Caro's other large new sculpture, or example of ''sculpitecture'' as it has been called, assumes a certain logic in the light of all this. The artist has said that he intends this towering folly as a kind of adult adventure playground accessory, a place in which grown-ups can try out being children again. Yet its playfulness seems less zestful than lugubrious: entering Caro's Octagon Tower - Tower of Discovery, what you discover is a sequence of gloomy, uncomfortable and cramped spaces. What Caro's tower most resembles, in fact, is not a fairground helter-skelter but the model for what, had it ever been built, would have been the greatest public symbol of early Soviet Communism: Vladimir Tatlin's maquette for a Monument to the IIIrd interna-tional.

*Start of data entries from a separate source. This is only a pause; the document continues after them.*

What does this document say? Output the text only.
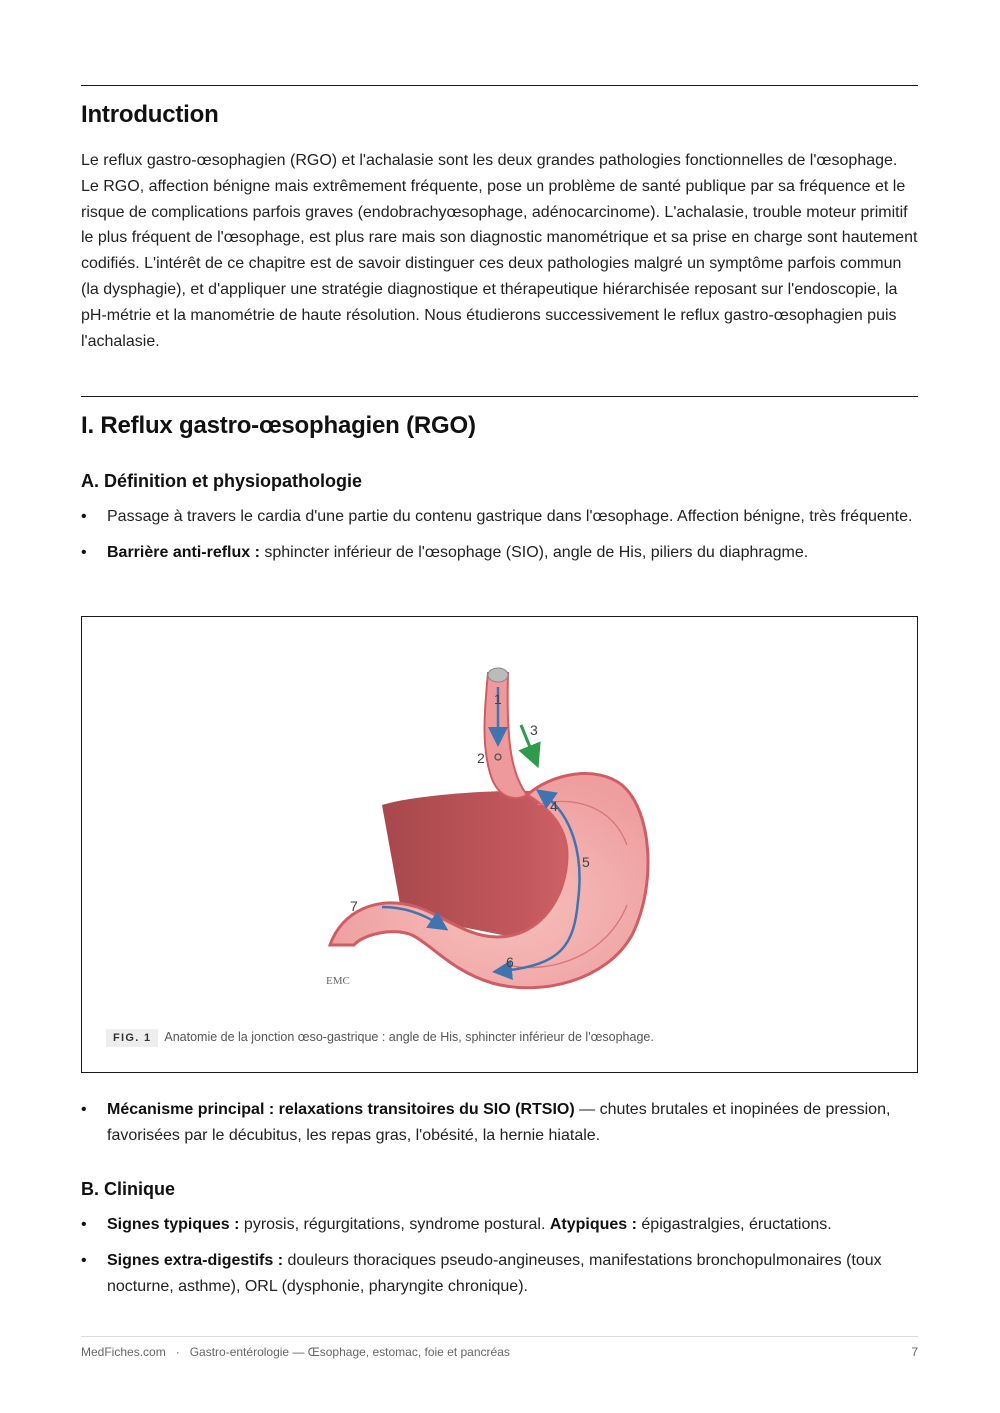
Introduction

Le reflux gastro-œsophagien (RGO) et l'achalasie sont les deux grandes pathologies fonctionnelles de l'œsophage. Le RGO, affection bénigne mais extrêmement fréquente, pose un problème de santé publique par sa fréquence et le risque de complications parfois graves (endobrachyœsophage, adénocarcinome). L'achalasie, trouble moteur primitif le plus fréquent de l'œsophage, est plus rare mais son diagnostic manométrique et sa prise en charge sont hautement codifiés. L'intérêt de ce chapitre est de savoir distinguer ces deux pathologies malgré un symptôme parfois commun (la dysphagie), et d'appliquer une stratégie diagnostique et thérapeutique hiérarchisée reposant sur l'endoscopie, la pH-métrie et la manométrie de haute résolution. Nous étudierons successivement le reflux gastro-œsophagien puis l'achalasie.

I. Reflux gastro-œsophagien (RGO)
A. Définition et physiopathologie
• Passage à travers le cardia d'une partie du contenu gastrique dans l'œsophage. Affection bénigne, très fréquente.
• Barrière anti-reflux : sphincter inférieur de l'œsophage (SIO), angle de His, piliers du diaphragme.
1
2
3
4
5
6
7
EMC
FIG. 1 Anatomie de la jonction œso-gastrique : angle de His, sphincter inférieur de l'œsophage.
• Mécanisme principal : relaxations transitoires du SIO (RTSIO) — chutes brutales et inopinées de pression, favorisées par le décubitus, les repas gras, l'obésité, la hernie hiatale.
B. Clinique
• Signes typiques : pyrosis, régurgitations, syndrome postural. Atypiques : épigastralgies, éructations.
• Signes extra-digestifs : douleurs thoraciques pseudo-angineuses, manifestations bronchopulmonaires (toux nocturne, asthme), ORL (dysphonie, pharyngite chronique).
MedFiches.com · Gastro-entérologie — Œsophage, estomac, foie et pancréas	7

Tatlin's project for a conference centre, in three revolving parts designed to complete their respective revolutions in a day, a month and a year, represents one of the greatest attempts to harness the abstract language of modern art to public symbolic ends: his building would have been a monument to the inexorability of social revolution as envisaged in the writings of Marx. Caro clearly feels such large ambitions to be both grandiose and silly, and his own tower, remaking Tatlin's as an absurd toy, is mischievously iconoclastic. Yet grand symbolic ambitions - or at least a sad sense that they are beyond his own art - would seem to lurk behind After Olympia. Confusion and contradiction seem so embedded in Caro's late work that it is hard to envisage him emerging from the crisis in which he finds himself. The clarity and the faith in abstract sculpture that once made him seem such a confident artist are long gone. Against the odds, Caro has become yet another late twentieth-century malcontent, bemoaning the exhaustedness of the modernist tradition. You might even say that he has become a postmodern artist, almost in spite of himself.